6) No âmbito da Acção de Impugnação Judicial da Regularidade e Licitude do Despedimento peticionou a Trabalhadora a condenação da Entidade Empregadora: “a) A pagar à A. as retribuições que deixou de receber desde 30 dias antes da propositura da presente acção até ao trânsito da sentença que declare a ilicitude do despedimento. b) A pagar à A. a indemnização por antiguidade a que alude o n.º 3 do art.º 392º do CT, por força da norma remissiva do nº 8 do art. 63º do CT, que deve ser fixada no valor de € 8.054,00 (oito mil e cinquenta e quatro Euros). c) A pagar à Autora os créditos laborais em falta, nomeadamente as elencadas nos arts. 183º, 197º, 203º, 205º da P.I. no total de € 2.425,12 (dois mil quatrocentos e vinte e cinco Euros e doze cêntimos); d) A pagar à Autora os créditos laborais, referentes às diferenças salariais em falta das retribuições pagas a título de trabalho suplementar, trabalho em dias de descanso e feriados, cujo cálculo se relega para execução de sentença. e) A pagar à Autora da quantia de €20.000,00 (vinte mil Euros), a título de danos morais, acrescido de juros legais contados desde a citação até efectivo e integral pagamento. f) Deve a Ré ser condenada nos pagamentos à A. dos juros legais devidos nos termos do disposto no art. 269º do Código do Trabalho, desde a data em que deveria ter recebido estes montantes em débito à Autora até ao seu pagamento integral. g) Deve a Ré ser condenada no pagamento de custas processuais e de custas de parte.”.
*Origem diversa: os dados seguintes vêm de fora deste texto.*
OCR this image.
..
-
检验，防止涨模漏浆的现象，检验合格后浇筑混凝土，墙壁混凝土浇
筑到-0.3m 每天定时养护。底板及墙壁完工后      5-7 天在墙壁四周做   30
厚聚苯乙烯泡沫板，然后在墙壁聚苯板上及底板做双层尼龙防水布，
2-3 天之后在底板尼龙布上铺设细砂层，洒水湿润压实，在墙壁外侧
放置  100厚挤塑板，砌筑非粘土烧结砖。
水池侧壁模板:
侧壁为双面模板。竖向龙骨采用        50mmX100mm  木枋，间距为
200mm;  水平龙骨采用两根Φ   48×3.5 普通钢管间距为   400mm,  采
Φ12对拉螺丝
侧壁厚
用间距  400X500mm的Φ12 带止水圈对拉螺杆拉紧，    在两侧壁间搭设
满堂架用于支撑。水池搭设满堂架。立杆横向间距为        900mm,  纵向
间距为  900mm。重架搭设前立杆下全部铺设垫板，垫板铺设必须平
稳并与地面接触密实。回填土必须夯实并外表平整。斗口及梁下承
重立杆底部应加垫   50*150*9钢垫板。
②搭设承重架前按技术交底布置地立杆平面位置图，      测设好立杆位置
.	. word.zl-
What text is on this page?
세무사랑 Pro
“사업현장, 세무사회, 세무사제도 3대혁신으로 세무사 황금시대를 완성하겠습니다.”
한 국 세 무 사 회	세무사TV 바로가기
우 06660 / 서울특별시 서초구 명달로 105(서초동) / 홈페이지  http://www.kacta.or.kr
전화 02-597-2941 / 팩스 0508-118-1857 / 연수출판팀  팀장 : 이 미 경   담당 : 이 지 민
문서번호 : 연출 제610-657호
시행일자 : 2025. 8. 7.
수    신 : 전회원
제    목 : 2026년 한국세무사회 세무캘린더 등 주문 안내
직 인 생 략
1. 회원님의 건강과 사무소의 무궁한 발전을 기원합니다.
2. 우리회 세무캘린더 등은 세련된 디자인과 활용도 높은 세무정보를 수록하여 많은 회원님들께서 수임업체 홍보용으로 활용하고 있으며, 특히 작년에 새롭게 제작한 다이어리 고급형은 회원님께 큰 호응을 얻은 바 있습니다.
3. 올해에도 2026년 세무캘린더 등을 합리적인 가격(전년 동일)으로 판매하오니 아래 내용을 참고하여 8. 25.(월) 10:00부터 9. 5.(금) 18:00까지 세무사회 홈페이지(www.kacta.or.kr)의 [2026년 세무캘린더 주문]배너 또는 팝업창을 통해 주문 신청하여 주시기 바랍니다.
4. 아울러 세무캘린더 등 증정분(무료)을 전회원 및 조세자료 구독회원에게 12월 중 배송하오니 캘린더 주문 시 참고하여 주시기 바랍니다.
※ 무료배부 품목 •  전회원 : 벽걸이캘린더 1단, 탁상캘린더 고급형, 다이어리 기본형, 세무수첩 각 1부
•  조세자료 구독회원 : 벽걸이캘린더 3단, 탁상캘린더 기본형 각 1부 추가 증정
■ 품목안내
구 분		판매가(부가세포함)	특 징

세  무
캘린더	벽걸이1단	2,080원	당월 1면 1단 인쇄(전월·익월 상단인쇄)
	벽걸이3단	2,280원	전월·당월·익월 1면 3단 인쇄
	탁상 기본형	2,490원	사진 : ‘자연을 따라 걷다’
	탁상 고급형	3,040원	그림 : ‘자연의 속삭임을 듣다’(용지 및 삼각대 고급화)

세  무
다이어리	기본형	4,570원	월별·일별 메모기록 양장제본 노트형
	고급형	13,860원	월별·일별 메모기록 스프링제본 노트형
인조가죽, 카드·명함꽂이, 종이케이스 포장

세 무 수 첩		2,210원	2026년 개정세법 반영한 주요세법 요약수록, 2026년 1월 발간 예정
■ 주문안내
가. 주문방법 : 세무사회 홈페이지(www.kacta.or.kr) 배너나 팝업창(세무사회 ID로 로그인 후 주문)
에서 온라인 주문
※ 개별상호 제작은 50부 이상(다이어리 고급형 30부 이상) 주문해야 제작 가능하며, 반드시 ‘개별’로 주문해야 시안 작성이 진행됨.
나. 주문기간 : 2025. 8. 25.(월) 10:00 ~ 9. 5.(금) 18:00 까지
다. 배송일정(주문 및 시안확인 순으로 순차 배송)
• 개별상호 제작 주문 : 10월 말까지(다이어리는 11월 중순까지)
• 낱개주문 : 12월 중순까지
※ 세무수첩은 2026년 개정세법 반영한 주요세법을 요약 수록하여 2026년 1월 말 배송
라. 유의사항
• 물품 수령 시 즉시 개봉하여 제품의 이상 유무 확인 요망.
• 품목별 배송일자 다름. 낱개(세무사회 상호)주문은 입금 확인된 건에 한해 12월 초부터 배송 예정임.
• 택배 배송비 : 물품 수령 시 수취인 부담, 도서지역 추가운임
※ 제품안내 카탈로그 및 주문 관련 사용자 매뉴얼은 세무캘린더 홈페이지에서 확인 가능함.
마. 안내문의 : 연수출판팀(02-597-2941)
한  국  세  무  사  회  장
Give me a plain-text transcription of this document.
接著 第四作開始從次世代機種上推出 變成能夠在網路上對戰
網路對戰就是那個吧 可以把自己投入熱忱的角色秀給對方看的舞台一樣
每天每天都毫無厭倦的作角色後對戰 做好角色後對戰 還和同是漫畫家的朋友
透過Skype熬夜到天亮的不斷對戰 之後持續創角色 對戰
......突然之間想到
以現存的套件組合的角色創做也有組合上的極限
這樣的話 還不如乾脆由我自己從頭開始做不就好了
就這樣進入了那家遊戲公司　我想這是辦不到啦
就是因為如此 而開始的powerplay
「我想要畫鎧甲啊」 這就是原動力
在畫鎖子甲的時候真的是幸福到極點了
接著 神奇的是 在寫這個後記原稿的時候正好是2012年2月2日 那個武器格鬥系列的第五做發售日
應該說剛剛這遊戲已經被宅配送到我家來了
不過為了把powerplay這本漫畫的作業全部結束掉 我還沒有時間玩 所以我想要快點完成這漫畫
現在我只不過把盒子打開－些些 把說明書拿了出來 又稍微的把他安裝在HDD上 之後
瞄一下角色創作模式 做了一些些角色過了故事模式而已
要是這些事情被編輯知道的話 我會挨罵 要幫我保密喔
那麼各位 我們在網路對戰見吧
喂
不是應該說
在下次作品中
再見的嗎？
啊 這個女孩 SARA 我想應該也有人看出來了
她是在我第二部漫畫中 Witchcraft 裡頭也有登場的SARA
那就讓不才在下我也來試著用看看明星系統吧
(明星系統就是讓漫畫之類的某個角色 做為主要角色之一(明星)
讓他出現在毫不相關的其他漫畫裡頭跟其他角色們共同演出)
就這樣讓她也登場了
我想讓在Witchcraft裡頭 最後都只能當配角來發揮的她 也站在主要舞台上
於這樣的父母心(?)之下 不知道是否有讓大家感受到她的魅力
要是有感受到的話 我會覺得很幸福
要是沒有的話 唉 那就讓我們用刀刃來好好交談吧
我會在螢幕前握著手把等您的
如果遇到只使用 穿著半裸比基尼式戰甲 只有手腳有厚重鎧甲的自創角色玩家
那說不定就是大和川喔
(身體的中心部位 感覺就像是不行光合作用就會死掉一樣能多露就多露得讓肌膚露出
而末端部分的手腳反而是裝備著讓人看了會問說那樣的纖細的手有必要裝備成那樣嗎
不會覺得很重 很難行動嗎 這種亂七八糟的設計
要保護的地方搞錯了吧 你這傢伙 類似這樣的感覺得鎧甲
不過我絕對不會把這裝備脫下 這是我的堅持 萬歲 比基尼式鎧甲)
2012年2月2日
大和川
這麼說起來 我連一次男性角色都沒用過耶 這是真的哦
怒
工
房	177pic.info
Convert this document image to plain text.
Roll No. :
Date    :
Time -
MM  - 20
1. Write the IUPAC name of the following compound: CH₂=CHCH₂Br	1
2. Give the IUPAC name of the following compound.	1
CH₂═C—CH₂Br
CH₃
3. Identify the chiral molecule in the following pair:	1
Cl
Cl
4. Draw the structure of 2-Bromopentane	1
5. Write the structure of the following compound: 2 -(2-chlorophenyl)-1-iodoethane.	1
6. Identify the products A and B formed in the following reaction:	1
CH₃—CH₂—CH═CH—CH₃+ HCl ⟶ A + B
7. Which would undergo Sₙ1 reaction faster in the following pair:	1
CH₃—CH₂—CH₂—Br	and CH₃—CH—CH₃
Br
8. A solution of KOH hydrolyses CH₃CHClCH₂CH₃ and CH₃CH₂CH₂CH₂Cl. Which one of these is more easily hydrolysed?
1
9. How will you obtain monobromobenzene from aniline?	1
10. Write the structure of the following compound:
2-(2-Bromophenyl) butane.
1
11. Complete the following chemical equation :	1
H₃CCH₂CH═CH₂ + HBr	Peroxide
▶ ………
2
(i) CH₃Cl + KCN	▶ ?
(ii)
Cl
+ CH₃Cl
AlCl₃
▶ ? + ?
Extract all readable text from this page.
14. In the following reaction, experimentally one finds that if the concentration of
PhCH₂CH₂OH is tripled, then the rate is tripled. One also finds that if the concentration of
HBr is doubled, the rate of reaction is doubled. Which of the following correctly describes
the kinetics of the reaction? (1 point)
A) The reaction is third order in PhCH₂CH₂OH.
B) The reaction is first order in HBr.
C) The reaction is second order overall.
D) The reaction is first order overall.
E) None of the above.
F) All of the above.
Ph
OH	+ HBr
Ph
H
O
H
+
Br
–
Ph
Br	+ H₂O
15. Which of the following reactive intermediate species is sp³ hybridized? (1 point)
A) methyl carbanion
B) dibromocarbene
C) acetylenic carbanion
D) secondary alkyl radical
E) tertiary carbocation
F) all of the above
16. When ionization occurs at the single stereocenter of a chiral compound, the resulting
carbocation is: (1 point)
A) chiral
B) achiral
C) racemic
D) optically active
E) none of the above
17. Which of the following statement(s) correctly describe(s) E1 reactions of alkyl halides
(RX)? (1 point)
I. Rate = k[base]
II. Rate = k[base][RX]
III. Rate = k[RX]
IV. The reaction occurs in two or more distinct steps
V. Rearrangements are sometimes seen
IV – Considerando as conclusões das alegações que, como se sabe, delimitam o objecto do recurso, importa decidir se as partes acordaram no pagamento de uma quantia líquida ou ilíquida a título de compensação pecuniária de natureza global pela cessação do contrato de trabalho, mais concretamente, importa saber se tal compensação estava ou não sujeita a IRS e à sua retenção na fonte.

Conforme resulta dos factos provados, as partes acordaram na acção declarativa na redução do pedido para a quantia de €20.000,00 (vinte mil euros), a título de compensação pecuniária de natureza global pela cessação do contrato de trabalho, não discriminando que parte ou partes do pedido esse montante se destinava a ressarcir, nem esclarecendo se o mesmo era líquido ou ilíquido.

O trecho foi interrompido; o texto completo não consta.